Attorney General David Eby speaks in Victoria, B.C. on Aug. 9, 2018.

The British Columbia government is working with the B.C. First Nations Justice Council to determine the locations for new Indigenous justice centres across the province.

In a statement, Attorney General David Eby says Indigenous people have been over-represented in the criminal justice system for too long.

He says the centres will help them navigate the system and offer culturally appropriate supports.

Such centres have already opened in Merritt, Prince George and Prince Rupert, with 12 more planned in the next five years as part of B.C.'s broader First Nations justice strategy launched this year.

Services include legal advice and representation, advocacy and support in dealing with agencies such as police and the Ministry of Children and Family Development, referrals to other services, such as counselling or employment support, and restorative justice options.

Douglas White III, chair of the First Nations Justice Council, says he expects the centres to make a significant difference when it comes to Indigenous experiences with the justice system.

“We are driven by the idea of justice through self-determination,” White said in the news release.

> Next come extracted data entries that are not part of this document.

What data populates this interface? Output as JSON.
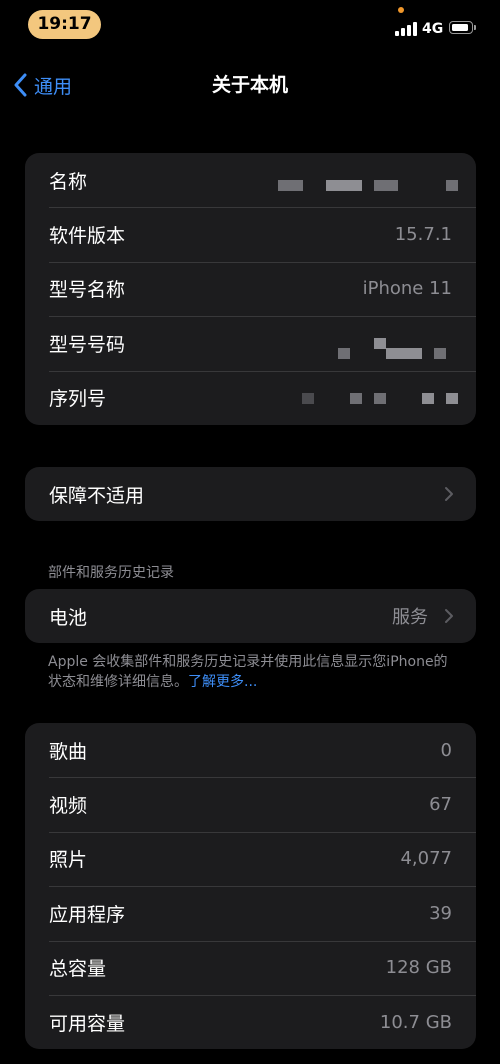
{
  "status_bar": {
    "time": "19:17",
    "network": "4G"
  },
  "nav": {
    "back_label": "通用",
    "title": "关于本机"
  },
  "device_info": {
    "rows": [
      {
        "label": "名称",
        "value": ""
      },
      {
        "label": "软件版本",
        "value": "15.7.1"
      },
      {
        "label": "型号名称",
        "value": "iPhone 11"
      },
      {
        "label": "型号号码",
        "value": ""
      },
      {
        "label": "序列号",
        "value": ""
      }
    ]
  },
  "warranty": {
    "label": "保障不适用"
  },
  "parts_history": {
    "header": "部件和服务历史记录",
    "battery_label": "电池",
    "battery_value": "服务",
    "footnote": "Apple 会收集部件和服务历史记录并使用此信息显示您iPhone的状态和维修详细信息。",
    "footnote_link": "了解更多..."
  },
  "media": {
    "rows": [
      {
        "label": "歌曲",
        "value": "0"
      },
      {
        "label": "视频",
        "value": "67"
      },
      {
        "label": "照片",
        "value": "4,077"
      },
      {
        "label": "应用程序",
        "value": "39"
      },
      {
        "label": "总容量",
        "value": "128 GB"
      },
      {
        "label": "可用容量",
        "value": "10.7 GB"
      }
    ]
  },
  "colors": {
    "accent": "#3e8ef7",
    "cell_bg": "#1c1c1e",
    "time_pill": "#f3c77e",
    "secondary_text": "#8d8d93"
  },
  "icons": {
    "back": "chevron-left-icon",
    "disclosure": "chevron-right-icon",
    "signal": "signal-icon",
    "battery": "battery-icon"
  }
}
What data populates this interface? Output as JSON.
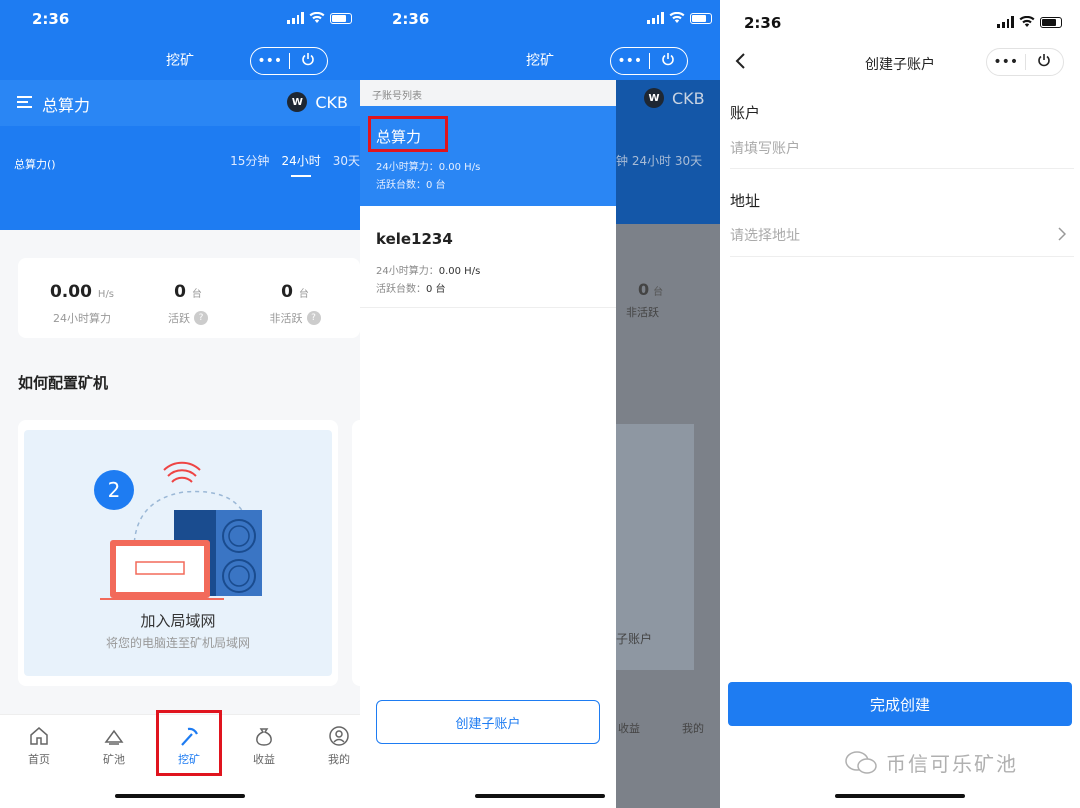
{
  "colors": {
    "primary": "#1e7cf2",
    "highlight": "#e0141e"
  },
  "status": {
    "time": "2:36"
  },
  "panel1": {
    "nav_title": "挖矿",
    "capsule_more": "•••",
    "topbar": {
      "title": "总算力",
      "coin": "CKB"
    },
    "hash_label": "总算力()",
    "time_tabs": [
      "15分钟",
      "24小时",
      "30天"
    ],
    "stats": [
      {
        "value": "0.00",
        "unit": "H/s",
        "label": "24小时算力"
      },
      {
        "value": "0",
        "unit": "台",
        "label": "活跃"
      },
      {
        "value": "0",
        "unit": "台",
        "label": "非活跃"
      }
    ],
    "section_title": "如何配置矿机",
    "guide": {
      "step": "2",
      "title": "加入局域网",
      "subtitle": "将您的电脑连至矿机局域网"
    },
    "tabbar": [
      {
        "label": "首页",
        "icon": "home-icon"
      },
      {
        "label": "矿池",
        "icon": "pool-icon"
      },
      {
        "label": "挖矿",
        "icon": "pickaxe-icon"
      },
      {
        "label": "收益",
        "icon": "money-bag-icon"
      },
      {
        "label": "我的",
        "icon": "user-icon"
      }
    ]
  },
  "panel2": {
    "nav_title": "挖矿",
    "drawer_title": "子账号列表",
    "accounts": [
      {
        "name": "总算力",
        "hash_label": "24小时算力：",
        "hash": "0.00 H/s",
        "active_label": "活跃台数：",
        "active": "0 台"
      },
      {
        "name": "kele1234",
        "hash_label": "24小时算力：",
        "hash": "0.00 H/s",
        "active_label": "活跃台数：",
        "active": "0 台"
      }
    ],
    "create_btn": "创建子账户",
    "overlay": {
      "coin": "CKB",
      "tabs": "钟 24小时 30天",
      "num": "0",
      "unit": "台",
      "lab": "非活跃",
      "text": "子账户",
      "tab1": "收益",
      "tab2": "我的"
    }
  },
  "panel3": {
    "nav_title": "创建子账户",
    "account_label": "账户",
    "account_placeholder": "请填写账户",
    "address_label": "地址",
    "address_placeholder": "请选择地址",
    "submit": "完成创建",
    "watermark": "币信可乐矿池"
  }
}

“Our model is to ensure the Indigenous justice centres reflect the priorities and unique needs of First Nations in each respective region.”

The province's First Nations justice strategy sets out the dual goals of reforming the existing justice system and transforming it through the rebuilding of Indigenous justice system.

According to the strategy, it was developed with the vision it “must achieve a 180-degree shift from the current reality of First Nations people,” who are not only over-represented in the criminal justice system, but who are also under-represented among people with roles and responsibilities within it.